MATERIALS AND METHODS
This is a retrospective study of RBC antigen phenotypes and genotypes of patients with SCD at The Children’s Hospital of Philadelphia performed under a protocol approved by the institutional review board. RBC genotyping was performed for 494 subjects between 2008 and 2014 by human erythrocyte antigen (HEA) BeadChip DNA array (Bioarray/Immucor, Warren, NJ) to determine polymorphisms associated with 35 antigens in 11 blood group systems (Rh, Kell, Kidd, Duffy, MNS, Dombrock, Lutheran, Landsteiner-Wiener, Diego, Colton, and Scianna). DNA-based typing results were electronically imported into a study database (Filemaker, Inc., Santa Clara, CA) and compared to serologic data.

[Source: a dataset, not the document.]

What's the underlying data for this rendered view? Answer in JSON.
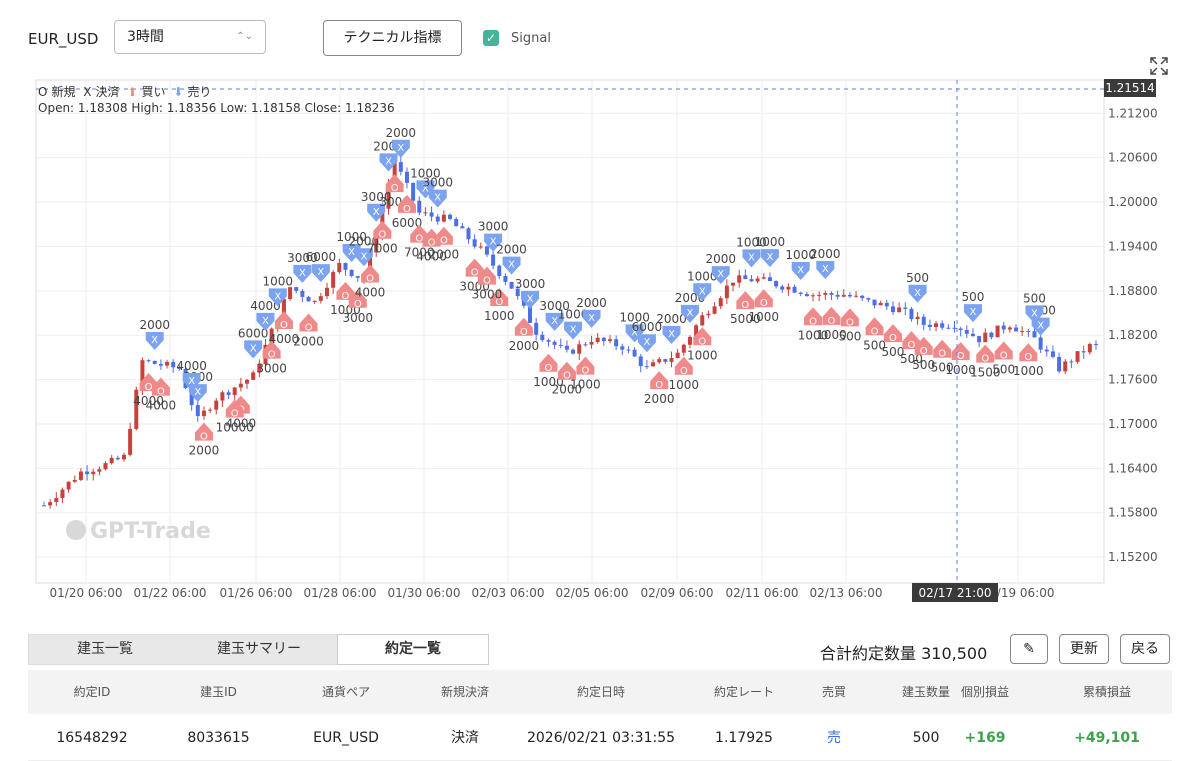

Historic serologic RBC antigen phenotypes, performed by standard manual tube hemagglutination methods, were ascertained from blood bank records. Per institution protocol, the phenotype is performed once on a pretransfusion sample and includes C, c, E, e, K, Fya, Fyb, Jka, Jkb, Lea, Leb, M, N, S, s, and P1 antigens. The RBC phenotype is typically obtained at age 1 year or at the first clinic visit upon transfer of care from another institution. The historic serologic phenotype was compared to the genotype result, with the exception of Lea, Leb, and P1, which are not included on the HEA BeadChip. Twenty-four patients had no serologic phenotype recorded for one or more antigens with a total of 62 antigens missing serologic data; thus, a total of 6360 serologic and genotype antigen results were compared.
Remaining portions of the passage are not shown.